God i love these three so much. There's just so much potential, both angst and fluff (and a bit of smut but that stays in my head that is NOT going on my blog)
Like Solar and Nexus are both such needs and idiots. They both stay up late working, and insist the other one goes to bed (Eclipse ends up having to drag them both to bed).
They love working on projects together. People arnt usually allowed int he workshop when their working together, because if they have each other they don't need anyone else to help or anything- but they let Eclipse in once, and he got to see how they danced around each other and worked together perfectly.
They're all nerds who love science and mechanics tbh, but they all like it in different ways. Solar likes the hard work, the mindlessly fixing things. He liked the manual labour, the more mechanics of it. Nexus loved the science. He loves asking questions and learning knew things. He loves questioning things and people. He likes building and creating and testing out code. Eclipse likes the results. He doesn't particularly enjoy coding and building, it makes him frustrated, but he loves the results. He likes having a job well done. And getting to enjoy whatever the product is, whether its a computer or a basic machine.

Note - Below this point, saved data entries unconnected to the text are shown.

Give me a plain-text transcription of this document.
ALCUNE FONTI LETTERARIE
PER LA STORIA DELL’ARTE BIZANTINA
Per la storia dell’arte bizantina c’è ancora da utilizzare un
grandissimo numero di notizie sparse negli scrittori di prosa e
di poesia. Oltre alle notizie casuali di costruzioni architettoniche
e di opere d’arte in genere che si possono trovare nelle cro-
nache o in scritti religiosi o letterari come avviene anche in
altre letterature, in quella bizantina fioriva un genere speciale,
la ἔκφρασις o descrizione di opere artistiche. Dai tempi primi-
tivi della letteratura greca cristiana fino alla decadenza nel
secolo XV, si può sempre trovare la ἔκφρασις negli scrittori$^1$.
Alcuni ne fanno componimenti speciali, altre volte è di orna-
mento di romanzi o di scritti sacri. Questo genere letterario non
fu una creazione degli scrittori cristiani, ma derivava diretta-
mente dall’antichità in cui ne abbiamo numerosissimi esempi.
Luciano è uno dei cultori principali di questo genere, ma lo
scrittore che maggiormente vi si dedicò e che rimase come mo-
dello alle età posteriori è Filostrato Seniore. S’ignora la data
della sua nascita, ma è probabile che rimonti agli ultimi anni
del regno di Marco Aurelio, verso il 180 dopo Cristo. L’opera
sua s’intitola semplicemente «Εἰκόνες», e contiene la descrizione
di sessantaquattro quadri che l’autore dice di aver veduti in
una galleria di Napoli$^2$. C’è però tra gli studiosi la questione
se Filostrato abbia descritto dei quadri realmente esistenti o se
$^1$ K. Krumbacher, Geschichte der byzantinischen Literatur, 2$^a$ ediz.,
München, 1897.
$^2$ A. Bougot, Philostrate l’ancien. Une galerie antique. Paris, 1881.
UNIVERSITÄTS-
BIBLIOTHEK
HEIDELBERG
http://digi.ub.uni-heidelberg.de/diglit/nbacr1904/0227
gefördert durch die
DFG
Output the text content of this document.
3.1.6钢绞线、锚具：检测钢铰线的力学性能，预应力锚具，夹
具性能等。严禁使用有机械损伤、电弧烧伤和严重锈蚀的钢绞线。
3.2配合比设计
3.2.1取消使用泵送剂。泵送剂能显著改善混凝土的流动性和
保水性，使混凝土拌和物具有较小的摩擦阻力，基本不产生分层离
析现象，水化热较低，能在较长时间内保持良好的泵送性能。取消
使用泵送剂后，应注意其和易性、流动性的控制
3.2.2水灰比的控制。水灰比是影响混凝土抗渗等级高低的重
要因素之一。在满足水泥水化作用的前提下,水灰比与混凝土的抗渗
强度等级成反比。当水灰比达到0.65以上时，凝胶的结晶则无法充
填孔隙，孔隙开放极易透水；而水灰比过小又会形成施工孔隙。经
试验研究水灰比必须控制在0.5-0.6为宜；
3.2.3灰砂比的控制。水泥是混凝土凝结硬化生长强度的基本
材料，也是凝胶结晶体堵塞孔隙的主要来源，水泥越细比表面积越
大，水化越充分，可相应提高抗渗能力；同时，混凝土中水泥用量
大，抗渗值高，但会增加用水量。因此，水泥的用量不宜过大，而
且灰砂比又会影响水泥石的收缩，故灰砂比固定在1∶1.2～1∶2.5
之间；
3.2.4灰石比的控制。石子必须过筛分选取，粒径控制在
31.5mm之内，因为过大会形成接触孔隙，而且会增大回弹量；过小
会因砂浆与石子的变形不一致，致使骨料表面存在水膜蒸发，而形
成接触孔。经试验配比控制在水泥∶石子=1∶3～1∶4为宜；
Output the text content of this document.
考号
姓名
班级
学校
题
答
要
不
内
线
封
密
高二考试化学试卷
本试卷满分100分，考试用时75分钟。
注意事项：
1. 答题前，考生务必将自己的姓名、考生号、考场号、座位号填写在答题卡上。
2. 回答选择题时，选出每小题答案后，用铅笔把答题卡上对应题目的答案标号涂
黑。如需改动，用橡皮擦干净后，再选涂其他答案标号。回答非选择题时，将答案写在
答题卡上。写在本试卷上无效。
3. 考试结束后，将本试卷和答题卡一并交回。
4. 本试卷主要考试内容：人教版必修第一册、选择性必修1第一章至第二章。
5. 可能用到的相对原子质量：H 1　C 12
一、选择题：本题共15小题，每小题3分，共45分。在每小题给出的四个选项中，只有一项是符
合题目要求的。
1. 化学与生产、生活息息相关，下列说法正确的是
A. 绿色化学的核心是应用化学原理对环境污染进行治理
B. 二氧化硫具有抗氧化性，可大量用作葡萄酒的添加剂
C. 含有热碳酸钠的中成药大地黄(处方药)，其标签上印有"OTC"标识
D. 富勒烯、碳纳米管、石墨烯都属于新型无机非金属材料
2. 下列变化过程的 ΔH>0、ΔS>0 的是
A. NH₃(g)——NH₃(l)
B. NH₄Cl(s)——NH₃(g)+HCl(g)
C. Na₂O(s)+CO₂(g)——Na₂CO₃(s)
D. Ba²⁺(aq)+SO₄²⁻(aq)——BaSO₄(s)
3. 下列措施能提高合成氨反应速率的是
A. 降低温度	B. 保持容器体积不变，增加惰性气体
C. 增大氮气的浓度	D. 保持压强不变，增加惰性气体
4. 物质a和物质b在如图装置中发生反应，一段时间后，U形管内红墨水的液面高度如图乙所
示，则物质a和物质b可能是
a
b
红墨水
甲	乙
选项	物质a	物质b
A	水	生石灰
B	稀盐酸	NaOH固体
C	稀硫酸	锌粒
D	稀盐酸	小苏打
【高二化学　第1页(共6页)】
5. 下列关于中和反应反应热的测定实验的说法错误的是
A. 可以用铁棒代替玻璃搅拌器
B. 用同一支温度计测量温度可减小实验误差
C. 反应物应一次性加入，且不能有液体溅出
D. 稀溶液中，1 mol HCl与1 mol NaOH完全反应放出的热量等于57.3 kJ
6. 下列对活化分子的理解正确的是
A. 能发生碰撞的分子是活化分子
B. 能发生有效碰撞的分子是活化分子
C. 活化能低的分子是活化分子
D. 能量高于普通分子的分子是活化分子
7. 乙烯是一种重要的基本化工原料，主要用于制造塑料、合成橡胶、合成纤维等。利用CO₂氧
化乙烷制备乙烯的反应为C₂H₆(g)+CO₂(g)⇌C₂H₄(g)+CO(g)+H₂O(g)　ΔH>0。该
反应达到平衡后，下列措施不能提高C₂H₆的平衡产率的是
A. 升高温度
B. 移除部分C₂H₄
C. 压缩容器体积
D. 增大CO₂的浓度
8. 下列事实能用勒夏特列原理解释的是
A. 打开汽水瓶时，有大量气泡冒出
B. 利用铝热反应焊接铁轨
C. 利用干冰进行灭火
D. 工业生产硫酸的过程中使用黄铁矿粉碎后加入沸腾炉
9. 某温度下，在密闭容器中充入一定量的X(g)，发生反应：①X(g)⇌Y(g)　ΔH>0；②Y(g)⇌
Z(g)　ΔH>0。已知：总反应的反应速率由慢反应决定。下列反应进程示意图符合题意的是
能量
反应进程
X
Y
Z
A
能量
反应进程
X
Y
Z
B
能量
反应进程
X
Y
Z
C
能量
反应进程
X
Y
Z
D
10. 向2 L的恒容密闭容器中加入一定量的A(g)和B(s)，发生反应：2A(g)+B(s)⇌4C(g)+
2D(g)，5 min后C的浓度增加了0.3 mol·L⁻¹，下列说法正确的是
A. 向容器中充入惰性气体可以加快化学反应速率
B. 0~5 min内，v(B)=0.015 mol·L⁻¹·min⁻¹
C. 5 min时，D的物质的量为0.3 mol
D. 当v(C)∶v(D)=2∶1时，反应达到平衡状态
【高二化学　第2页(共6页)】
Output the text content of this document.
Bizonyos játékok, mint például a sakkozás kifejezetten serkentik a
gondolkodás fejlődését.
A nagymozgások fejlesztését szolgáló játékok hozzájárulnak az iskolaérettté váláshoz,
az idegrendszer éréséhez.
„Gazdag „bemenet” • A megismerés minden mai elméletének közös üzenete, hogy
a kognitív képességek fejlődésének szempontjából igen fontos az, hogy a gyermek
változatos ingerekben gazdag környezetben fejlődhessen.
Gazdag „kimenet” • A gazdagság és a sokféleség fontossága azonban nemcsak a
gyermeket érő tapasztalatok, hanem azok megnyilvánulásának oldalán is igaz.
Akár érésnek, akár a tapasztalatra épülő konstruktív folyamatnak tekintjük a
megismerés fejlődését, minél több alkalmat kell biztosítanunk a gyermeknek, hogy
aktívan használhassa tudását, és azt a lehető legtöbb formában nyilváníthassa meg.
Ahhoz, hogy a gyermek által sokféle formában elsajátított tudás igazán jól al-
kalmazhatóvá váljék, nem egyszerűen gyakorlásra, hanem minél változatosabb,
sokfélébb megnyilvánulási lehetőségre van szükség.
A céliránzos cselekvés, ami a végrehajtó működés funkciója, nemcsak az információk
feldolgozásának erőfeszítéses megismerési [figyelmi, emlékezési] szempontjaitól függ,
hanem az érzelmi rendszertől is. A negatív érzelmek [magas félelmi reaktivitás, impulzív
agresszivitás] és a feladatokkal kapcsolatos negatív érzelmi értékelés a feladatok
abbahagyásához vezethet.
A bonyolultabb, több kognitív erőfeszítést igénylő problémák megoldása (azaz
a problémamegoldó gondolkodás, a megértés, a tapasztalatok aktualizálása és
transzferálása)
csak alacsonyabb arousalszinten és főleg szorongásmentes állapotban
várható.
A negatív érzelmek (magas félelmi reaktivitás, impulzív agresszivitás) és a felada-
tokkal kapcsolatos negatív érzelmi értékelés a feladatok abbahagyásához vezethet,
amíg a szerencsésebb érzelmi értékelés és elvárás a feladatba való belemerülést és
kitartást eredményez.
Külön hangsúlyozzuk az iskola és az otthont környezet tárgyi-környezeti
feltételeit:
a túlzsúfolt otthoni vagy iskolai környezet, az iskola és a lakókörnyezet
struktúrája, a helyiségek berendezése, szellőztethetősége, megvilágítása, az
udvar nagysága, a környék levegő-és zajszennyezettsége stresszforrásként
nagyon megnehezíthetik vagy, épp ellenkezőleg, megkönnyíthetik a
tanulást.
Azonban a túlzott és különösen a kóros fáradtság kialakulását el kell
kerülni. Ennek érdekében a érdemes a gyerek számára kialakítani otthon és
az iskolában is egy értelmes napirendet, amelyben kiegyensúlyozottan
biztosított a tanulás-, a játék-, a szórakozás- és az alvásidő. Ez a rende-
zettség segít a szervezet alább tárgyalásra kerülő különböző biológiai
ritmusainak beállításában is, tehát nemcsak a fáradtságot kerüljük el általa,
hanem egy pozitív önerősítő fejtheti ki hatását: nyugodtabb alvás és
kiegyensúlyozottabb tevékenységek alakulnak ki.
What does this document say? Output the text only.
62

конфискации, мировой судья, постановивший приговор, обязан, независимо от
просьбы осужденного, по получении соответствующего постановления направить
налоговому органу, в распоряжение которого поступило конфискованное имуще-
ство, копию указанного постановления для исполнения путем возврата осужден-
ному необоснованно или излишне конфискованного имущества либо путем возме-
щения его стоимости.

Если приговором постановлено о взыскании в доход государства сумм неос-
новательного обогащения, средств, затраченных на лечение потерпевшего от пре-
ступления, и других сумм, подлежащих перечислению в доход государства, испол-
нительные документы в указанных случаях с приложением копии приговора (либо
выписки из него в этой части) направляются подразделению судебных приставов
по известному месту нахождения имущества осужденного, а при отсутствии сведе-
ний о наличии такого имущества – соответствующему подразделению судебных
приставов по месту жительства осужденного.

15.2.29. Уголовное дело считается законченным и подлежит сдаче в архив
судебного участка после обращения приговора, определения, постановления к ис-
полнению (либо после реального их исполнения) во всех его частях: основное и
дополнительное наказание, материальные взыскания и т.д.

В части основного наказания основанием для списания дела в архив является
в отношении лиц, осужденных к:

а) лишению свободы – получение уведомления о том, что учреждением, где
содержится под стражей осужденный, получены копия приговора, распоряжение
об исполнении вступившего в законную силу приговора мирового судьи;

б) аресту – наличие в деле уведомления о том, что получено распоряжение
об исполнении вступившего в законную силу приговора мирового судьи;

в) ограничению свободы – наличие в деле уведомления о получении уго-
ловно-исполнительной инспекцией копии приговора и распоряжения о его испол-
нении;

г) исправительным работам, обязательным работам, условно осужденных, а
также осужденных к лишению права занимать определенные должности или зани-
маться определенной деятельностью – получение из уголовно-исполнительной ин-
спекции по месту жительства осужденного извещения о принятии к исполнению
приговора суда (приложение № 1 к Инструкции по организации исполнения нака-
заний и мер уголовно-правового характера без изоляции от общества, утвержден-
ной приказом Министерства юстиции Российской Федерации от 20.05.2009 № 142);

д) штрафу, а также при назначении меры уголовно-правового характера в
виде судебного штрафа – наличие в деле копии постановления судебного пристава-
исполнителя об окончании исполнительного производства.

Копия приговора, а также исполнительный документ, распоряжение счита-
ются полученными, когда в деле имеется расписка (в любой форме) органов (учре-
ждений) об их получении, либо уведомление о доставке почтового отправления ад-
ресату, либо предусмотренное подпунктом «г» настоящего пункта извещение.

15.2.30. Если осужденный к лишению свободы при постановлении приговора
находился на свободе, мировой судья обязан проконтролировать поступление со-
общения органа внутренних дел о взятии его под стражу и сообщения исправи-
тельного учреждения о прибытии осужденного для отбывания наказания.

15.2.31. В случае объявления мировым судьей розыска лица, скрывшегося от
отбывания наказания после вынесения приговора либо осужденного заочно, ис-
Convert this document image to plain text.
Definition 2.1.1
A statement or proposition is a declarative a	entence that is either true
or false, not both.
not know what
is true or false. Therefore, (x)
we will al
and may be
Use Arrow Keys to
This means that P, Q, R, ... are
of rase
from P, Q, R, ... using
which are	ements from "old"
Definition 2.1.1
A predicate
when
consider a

Eclipse and Nexus can also understand each other. They can understand the expectation of who you're supposed to be. To be a remake of someone dead, but not really being them. Yet everyone expects you too. They've spent long nights sharing a smoke and ranting about how unfair it is. About how they weren't v1 Eclipse, or Moon. That they were themselves, and it wasn't fair people pressured them into being their predecessors.
Solar and Eclipse can understand what its like to be an eclipse. To come into this world with Moons hating you. To be called vile, to have a Moon laugh in your face. They may not have always liked each other, but they understand each other, its one of the reasons they became close.
Nexus can also help them both heal from their trauma of Moons. Plus, he isn't really Moon. Sure, he is a moon, coming from he dame basic code. But he isn't an old Moon. He's kinder, he doesn't blow up as easily. Its reassuring to them both, being treated so kindly to someone who pretty much abused them both (Eclipse didn't deserve how Old moon treated him when he came into this world.)
Eclipse and Nexus also know what its like to be left behind. Eclispe knows what its like to be left behind by Moon, to be a piece of code that he doesn't care about. Nexus knows what its like to hurt people and lose them. Yes, its different, but that doesn't mean they can't empathize with each others pain, because it is similar in a way.
solar and Nexus can understand each other's pain of losing someone you care about deeply. Of blaming yourself for their death. Of course. They dealt with it much differently, but still-
Eclipse and Solar both knowing what its like to die, comforting each other, reassuring them that they're still here. That they're alive. That they're them.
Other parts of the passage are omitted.